I'm not sure you're asking the right questions for what you may want to know.

Frame rate is one thing, and it's mostly related to the speed of the camera's mechanical design (how fast the mirror can be flipped up and down, shutter curtains opened/closed) and processor speed.

Shutter speed is a separate variable (how long the shutter needs to stay open for proper exposure). Yes, it can impact frame rate (see my last post). But, I don't think that's what you're trying to ask.

Quote:
How would you determine the range of useable shutter speeds?
The camera may be limited to a certain range of available shutter speeds (for example, one camera's fastest may be 1/8000 second, another camera's fastest may be 1/4000 second, etc. Ditto for the slow end (the slowest speed available may be different between cameras). But, that doesn't mean you can actually use them (if you want corret exposure). ;-)

The shutter speed you want to use will depend on the amount of light, your ISO speed, and the aperture you have your lens set to.

If you leave the shutter open too long for the lighting, aperture and ISO speed, you'll get an overexposed (too bright) image.

If you don't leave the shutter open long enough for the lighting, aperture and ISO speed, you'll get an underexposed (too dark) image.

Three things control how long the shutter needs to stay open for proper exposure:

Lighting Levels - typically shown as EV for Exposure Value.

ISO speed - This represents how sensitive the film or sensor is to light. Each time you double the ISO speed, the camera can use shutter speeds twice as fast for the same aperture and lighting. This is the same thing as the old ASA ratings for film.

Aperture - Think of the aperture opening in a lens as a pupil in your eye. If you open up the aperture wider (smaller f/stop numbers), more light gets through, allowing you to expose the image faster for the same lighting and ISO speed (ISO speed represents how sensitive the sensor or film is to light).

If you use a smaller aperture (higher f/stop number), less light gets through (so it will take longer to "expose" the film or sensor, requiring slower shutter speeds for proper exposure for a given ISO speed and lighting).

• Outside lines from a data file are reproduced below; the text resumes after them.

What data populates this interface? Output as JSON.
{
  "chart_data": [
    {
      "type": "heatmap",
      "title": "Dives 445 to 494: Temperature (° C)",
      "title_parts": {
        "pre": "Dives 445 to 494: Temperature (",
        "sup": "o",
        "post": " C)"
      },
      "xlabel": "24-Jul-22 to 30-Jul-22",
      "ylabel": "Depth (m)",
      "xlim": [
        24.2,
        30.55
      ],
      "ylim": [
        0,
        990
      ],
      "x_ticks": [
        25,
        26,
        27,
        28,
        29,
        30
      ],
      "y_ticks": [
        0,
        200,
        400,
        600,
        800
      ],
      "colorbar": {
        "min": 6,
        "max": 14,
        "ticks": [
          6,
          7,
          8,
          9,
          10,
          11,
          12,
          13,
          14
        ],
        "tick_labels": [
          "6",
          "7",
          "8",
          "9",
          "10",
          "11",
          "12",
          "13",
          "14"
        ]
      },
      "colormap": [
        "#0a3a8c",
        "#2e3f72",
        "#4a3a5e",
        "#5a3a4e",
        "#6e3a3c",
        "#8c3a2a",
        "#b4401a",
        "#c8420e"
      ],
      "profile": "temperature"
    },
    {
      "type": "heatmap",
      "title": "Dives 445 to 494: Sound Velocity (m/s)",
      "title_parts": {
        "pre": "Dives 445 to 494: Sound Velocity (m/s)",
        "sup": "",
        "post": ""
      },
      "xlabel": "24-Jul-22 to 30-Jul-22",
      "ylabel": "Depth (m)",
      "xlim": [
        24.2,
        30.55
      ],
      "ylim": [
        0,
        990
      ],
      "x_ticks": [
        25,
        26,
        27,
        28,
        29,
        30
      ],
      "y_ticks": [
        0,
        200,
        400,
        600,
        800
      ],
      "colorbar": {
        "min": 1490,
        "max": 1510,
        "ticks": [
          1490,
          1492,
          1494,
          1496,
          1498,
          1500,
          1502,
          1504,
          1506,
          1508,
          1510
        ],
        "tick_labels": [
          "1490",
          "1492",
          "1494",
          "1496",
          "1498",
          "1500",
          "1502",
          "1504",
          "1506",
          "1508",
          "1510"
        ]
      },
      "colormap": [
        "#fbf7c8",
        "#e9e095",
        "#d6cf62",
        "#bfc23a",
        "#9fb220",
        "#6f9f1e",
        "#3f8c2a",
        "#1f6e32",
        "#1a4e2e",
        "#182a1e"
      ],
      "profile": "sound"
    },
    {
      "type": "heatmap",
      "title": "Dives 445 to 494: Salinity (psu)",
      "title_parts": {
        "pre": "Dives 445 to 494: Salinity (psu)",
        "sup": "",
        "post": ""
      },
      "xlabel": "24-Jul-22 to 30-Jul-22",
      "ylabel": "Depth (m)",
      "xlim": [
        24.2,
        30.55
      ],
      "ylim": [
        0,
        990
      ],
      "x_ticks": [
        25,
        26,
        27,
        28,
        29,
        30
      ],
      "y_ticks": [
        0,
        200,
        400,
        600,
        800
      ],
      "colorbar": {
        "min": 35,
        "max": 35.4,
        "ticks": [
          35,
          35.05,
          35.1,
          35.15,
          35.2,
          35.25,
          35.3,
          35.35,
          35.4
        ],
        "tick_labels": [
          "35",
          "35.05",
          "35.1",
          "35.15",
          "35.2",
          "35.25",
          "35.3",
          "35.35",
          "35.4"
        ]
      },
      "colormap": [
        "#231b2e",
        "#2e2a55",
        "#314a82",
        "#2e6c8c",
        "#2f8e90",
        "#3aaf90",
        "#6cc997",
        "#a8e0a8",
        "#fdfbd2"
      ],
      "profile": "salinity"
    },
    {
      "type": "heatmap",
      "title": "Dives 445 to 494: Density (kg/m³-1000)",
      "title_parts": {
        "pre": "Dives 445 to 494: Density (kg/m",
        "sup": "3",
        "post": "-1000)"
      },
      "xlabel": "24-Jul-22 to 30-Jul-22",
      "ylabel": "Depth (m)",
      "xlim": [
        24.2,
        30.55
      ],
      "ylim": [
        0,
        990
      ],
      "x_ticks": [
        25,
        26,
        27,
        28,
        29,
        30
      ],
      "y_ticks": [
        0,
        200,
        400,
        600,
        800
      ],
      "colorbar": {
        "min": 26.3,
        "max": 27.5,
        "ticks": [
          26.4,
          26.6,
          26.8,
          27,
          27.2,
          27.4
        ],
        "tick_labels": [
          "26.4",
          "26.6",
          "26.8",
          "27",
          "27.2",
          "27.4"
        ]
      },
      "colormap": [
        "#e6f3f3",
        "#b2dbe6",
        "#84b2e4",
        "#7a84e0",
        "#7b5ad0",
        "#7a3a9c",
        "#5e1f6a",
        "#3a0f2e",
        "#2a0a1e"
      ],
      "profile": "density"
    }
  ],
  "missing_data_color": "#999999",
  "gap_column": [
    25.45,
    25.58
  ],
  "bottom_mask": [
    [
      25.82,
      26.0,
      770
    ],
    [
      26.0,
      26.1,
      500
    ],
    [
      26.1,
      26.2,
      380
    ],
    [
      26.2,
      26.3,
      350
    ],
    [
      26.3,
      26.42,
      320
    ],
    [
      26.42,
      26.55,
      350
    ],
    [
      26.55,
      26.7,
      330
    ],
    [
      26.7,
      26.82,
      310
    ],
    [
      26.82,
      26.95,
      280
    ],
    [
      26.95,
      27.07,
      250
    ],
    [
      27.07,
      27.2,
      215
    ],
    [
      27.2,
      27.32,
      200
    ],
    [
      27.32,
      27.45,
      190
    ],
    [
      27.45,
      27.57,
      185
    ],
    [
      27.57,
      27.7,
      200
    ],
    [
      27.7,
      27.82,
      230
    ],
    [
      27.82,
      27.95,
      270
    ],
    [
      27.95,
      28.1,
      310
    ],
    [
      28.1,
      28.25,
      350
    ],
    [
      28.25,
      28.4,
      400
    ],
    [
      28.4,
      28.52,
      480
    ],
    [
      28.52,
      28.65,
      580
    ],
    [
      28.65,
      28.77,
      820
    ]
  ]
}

Lenses are rated by their largest available apertures (smaller f/stop numbers), and for most (but not all) zoom lenses, you'll see two aperture ratings... the first one is for the widest aperture at the wide end of the lens (least apparent magnification), and the second is the widest aperture at the long end of the lens (most apparent magnification).

You can still use smaller apertures (higher f/stop numbers). Most lenses can go down to at least f/22 (and some can go all the way to f/45).

The largest available aperture (smallest f/stop number) will fall somewhere in between the two numbers you'll see for a lens' specs at focal lengths in between the two extremes.

Some zoom lenses can maintain a constant aperture throughout their focal range (with f/2.8 being the most common). Of course, a brighter zoom lens is larger, heavier and more expensive. For indoor use without a flash, a lens with a constant f/2.8 aperture is preferred in a zoom (but, a brighter prime is even better, allowing faster shutter speeds and/or lower ISO speeds for the same conditions).

Aperture as expressed by f/stop is a ratio, and is determined by dividing the focal length of the lens by the size of the iris opening.

The aperture scale (in one stop increments) goes f/1.0, f/1.4, f/2.0, f/2.8, f/4.0, f/5.6, f/8.0, f/11, f/16, f/22, etc. With each one stop move to a smaller aperture (represented byhigher f/stop numbers), you will need shutter speeds twice as long for proper exposure.

So, a lens with a larger available aperture (smaller f/stop number) is desired to get fast enough shutter speeds to reduce motion blur (either from camera shake or subject movement) in many conditions.

Of course, the downside to using larger apertures is a shallower depth of field. This can be a pro or a con, depending on what you're shooting. For example, for portraits, you may want a shallower depth of field (to help your subject stand out from distracting backgrounds). For landscapes, you may want more of the image in focus instead. So, you'd use a smaller aperture setting. Again, just because a lens has larger available apertures, doesn't mean you need to shoot that way.

See this handy online Exposure Calculator to get a better idea of how exposure works (and the same principles apply to both film and digital). Note that Film Speed in the calculator is the same thing as ISO speed:

http://www.robert-barrett.com/photo/...alculator.html

For more information on how aperture impacts Depth of Field, see this Depth of Field Calculator:

http://www.dofmaster.com/dofjs.html

Short Answer:

Frame rate doesn't have anything to do with the shutter speeds you may want or need to use (or the available shutter speeds for a given camera).